Reflexiones de Invierno


                Hoy es la tarde del eclipse y el invierno ha terminado de apoderarse de la ciudad de Buenos Aires. Se acercan los días de la intemperie y  del  obsesionado viento sudoeste que aquí llamamos “pampero”.  Mis días transcurren, de todos modos, sin ningún alegato ¿A quién voy a apelar por mi desgano? Hace rato ya que he perdido el incentivo, no hay motivación y no hay musa que me alcance. Rubén Darío solía decir que cuando hablamos de “musa” tan solo estamos nombrando una falacia. Le gustaba afirmar que hasta las sirenas de Ulises eran falsas. “Ellas nunca cantaron –decía- Ulises simplemente creyó que cantaban y se engaño como nos engañamos siempre los varones”.
                Lo cierto es que esta inédita combinación (por lo menos para mí) del invierno de la ciudad y del invierno de mi vida termina siempre con los dedos inertes frente al teclado.  
                Podría escribir al azar, por ejemplo, y recordar a Mirta y a su flequillo legendario: aquel que me seducía tanto como su breve falda.  Lo cierto es que a medida que me he vuelto un tipo grande suelo tener distinta la mirada. El pasado ya no es algo fraccionado en evocaciones. Ahora es una especie de túnel que lo abarca todo. Cada vez que miro hacia atrás distingo una especie de conducto decorado como el set  de una escenografía.  Y allá en el fondo del túnel, como en una pintura impresionista, mi infancia.
                Decía Chavela Vargas que el amor no existe, que es solo un invento de noches de borrachera y ahora que estoy, digamos, sin amor, tiendo a creer en la frase. El hecho de estar enamorado es similar a estar borracho. La sentencia la leí el otro día en la Internet. El departamento de neurociencia de una vieja universidad inglesa coincide con ella.

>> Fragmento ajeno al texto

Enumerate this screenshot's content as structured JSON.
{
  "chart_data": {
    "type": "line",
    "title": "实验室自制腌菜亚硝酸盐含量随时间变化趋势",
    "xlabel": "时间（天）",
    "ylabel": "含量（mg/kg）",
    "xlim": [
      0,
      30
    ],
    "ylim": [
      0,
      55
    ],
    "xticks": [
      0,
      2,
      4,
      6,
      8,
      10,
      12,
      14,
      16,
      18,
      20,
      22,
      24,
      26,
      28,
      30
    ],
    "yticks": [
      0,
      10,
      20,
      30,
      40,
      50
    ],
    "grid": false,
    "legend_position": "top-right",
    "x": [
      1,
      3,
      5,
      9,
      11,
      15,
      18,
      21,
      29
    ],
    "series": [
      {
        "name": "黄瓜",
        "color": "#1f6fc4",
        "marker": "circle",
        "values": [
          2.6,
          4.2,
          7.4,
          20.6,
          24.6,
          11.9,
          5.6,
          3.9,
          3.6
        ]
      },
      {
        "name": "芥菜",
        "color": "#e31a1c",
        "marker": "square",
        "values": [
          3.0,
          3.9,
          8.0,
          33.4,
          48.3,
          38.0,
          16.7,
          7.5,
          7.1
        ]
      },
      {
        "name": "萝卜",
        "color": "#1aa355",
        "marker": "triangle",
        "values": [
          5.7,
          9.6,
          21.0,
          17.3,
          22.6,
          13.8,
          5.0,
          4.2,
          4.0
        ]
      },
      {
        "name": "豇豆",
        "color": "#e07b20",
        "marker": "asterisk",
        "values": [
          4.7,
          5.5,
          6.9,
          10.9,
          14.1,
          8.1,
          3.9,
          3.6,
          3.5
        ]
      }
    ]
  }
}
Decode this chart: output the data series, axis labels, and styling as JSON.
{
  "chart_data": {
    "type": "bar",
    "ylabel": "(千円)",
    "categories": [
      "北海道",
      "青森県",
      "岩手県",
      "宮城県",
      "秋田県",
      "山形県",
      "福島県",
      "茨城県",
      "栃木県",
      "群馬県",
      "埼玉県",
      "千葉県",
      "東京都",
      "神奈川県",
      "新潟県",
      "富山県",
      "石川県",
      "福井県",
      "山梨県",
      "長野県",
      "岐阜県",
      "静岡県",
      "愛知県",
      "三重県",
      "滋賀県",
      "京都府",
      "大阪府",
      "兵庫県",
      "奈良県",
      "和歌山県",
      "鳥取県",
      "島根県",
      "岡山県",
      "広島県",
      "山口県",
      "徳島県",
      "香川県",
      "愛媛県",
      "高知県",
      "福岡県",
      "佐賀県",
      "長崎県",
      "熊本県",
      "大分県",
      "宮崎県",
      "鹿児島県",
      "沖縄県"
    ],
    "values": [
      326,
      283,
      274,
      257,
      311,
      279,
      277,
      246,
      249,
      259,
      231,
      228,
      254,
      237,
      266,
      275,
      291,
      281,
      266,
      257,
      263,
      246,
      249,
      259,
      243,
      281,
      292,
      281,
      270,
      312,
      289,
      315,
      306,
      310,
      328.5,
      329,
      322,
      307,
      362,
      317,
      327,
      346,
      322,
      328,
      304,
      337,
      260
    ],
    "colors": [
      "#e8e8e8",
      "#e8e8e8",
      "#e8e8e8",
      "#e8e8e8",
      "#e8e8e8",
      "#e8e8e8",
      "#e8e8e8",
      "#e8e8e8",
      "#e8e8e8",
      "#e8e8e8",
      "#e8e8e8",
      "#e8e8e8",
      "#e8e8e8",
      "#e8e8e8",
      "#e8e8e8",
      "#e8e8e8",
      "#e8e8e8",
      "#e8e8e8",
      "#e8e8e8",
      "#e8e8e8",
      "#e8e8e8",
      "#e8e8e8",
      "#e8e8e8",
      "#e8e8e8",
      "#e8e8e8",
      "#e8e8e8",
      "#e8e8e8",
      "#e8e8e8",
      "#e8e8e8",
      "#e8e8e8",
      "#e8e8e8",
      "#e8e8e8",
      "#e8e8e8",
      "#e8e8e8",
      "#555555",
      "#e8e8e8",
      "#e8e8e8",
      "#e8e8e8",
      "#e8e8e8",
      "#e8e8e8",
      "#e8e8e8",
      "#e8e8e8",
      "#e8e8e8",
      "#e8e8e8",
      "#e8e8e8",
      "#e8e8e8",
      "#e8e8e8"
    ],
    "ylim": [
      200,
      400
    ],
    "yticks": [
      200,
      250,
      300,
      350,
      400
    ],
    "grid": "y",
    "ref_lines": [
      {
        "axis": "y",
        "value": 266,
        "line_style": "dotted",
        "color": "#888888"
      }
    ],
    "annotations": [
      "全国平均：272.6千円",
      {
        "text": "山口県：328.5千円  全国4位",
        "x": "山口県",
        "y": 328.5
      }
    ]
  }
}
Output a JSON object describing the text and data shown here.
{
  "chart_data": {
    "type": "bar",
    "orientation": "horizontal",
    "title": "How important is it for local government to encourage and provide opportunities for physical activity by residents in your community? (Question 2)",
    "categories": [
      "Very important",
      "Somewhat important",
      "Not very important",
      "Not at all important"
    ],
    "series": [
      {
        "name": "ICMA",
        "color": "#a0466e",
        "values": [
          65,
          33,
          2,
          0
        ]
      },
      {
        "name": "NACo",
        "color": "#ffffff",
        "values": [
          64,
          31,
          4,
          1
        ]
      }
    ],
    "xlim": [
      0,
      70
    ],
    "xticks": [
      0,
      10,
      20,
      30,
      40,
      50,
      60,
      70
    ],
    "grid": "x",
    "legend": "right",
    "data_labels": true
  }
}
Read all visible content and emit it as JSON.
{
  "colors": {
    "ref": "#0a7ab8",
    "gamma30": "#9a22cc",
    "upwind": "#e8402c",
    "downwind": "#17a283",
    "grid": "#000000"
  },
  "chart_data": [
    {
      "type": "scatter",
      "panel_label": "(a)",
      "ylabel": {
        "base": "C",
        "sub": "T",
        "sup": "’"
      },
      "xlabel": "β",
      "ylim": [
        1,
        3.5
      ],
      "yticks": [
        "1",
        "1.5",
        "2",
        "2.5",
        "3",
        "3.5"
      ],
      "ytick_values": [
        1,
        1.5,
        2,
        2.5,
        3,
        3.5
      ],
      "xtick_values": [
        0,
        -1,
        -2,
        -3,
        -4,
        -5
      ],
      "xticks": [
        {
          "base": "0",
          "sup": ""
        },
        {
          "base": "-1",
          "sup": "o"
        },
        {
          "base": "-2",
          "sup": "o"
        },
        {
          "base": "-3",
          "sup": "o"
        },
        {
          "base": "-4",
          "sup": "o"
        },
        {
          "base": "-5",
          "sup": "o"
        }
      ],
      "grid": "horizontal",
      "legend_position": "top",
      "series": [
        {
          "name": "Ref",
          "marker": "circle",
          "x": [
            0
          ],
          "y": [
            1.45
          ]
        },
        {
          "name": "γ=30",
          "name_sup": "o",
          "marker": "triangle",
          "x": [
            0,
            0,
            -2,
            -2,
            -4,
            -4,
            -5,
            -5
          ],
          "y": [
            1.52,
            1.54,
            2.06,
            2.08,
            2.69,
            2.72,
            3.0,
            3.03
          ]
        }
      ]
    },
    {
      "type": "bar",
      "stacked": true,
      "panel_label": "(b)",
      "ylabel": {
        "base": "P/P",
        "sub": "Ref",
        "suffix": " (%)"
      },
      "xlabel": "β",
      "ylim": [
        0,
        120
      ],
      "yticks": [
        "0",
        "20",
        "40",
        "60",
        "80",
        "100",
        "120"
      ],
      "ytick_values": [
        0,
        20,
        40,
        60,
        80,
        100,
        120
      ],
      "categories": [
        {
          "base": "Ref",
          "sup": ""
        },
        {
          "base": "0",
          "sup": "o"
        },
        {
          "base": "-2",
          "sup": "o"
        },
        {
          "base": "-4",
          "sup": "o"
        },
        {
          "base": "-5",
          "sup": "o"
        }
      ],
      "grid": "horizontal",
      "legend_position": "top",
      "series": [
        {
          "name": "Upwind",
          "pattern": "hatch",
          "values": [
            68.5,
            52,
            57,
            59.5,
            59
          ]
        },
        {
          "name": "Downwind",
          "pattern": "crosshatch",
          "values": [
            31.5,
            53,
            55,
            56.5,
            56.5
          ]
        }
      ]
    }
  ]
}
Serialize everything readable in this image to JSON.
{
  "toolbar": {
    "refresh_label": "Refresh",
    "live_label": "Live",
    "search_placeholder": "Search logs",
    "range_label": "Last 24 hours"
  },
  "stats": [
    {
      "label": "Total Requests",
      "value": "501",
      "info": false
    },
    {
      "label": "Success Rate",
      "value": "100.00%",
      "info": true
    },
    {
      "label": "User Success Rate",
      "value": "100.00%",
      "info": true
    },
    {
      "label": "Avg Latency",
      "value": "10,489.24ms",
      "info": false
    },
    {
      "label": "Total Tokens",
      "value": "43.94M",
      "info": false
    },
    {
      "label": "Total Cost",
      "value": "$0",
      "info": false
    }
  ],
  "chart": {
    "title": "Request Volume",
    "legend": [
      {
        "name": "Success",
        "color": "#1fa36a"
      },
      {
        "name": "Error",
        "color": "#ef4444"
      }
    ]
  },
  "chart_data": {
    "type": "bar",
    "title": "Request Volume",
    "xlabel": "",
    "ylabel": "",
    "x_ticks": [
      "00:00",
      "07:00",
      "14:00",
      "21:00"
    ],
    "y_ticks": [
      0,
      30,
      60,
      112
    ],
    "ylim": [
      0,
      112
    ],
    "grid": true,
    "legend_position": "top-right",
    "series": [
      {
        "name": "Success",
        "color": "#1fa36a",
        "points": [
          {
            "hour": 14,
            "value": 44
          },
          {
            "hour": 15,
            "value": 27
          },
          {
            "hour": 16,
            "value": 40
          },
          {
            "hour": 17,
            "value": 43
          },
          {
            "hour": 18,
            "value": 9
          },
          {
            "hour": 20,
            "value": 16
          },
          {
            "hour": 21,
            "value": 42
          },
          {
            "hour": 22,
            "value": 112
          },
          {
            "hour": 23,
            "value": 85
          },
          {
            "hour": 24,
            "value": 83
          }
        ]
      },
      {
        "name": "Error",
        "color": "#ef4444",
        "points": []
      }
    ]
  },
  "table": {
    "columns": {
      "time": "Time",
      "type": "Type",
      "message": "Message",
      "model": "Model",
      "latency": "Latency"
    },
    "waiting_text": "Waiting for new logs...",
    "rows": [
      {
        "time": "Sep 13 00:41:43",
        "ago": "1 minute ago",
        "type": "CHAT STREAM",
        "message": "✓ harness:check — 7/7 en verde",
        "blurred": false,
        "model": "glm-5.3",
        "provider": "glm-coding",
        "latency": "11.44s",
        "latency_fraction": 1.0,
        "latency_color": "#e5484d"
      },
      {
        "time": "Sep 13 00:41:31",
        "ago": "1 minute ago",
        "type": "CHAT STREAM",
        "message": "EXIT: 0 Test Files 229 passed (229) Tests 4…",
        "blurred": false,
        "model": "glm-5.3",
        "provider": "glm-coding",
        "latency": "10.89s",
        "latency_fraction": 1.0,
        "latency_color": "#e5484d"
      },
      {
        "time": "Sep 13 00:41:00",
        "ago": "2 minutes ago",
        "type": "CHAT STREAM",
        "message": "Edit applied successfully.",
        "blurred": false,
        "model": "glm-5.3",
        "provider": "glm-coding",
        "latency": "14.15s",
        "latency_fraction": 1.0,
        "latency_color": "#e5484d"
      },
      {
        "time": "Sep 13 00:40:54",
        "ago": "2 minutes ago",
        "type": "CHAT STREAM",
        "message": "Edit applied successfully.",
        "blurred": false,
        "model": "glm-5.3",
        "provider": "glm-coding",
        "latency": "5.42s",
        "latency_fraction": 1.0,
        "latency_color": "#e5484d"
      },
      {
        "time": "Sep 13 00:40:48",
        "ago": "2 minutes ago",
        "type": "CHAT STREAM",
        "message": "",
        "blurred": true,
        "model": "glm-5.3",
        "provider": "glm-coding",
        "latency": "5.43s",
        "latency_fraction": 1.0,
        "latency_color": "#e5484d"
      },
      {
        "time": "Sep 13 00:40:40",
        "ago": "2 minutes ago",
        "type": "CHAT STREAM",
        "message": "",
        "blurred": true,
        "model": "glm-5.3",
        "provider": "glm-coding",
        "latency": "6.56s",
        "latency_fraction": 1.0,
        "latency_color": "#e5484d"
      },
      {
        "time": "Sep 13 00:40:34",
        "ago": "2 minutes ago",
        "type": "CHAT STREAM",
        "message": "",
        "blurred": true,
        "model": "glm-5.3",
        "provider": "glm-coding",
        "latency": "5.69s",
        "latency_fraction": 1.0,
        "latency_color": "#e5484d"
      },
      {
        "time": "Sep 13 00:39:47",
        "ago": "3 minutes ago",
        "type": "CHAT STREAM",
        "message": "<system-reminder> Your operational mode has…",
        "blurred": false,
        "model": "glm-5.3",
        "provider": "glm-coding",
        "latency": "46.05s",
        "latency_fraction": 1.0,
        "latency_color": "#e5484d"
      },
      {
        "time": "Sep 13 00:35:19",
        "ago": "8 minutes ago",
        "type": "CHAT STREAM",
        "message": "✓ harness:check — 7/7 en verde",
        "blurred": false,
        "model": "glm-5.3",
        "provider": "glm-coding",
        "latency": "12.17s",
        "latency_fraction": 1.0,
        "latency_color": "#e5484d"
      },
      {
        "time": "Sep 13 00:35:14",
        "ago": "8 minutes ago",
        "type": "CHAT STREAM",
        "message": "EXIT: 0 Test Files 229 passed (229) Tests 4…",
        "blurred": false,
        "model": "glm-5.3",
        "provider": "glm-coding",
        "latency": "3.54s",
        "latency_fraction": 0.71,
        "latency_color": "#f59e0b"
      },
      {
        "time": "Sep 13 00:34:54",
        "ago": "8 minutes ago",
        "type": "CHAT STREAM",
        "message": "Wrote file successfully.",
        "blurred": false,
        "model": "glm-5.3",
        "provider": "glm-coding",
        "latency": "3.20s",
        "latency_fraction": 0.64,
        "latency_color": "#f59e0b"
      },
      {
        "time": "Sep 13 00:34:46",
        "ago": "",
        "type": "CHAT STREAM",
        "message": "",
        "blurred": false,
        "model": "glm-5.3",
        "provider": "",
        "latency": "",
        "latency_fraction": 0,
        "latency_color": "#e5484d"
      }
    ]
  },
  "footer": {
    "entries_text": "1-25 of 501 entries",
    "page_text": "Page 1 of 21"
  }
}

                De momento me refugio en la calidez del vino en estos atardeceres de la ciudad que amo, cuando me pongo a escuchar música sentado en el sillón de cuero que hace tantos años me acompaña. Y en el fondo de todo, ese retintín mezclado con el sonido, ese énfasis imperceptible que me advierte que, haga lo que uno haga, finalmente igual  el tiempo pasa.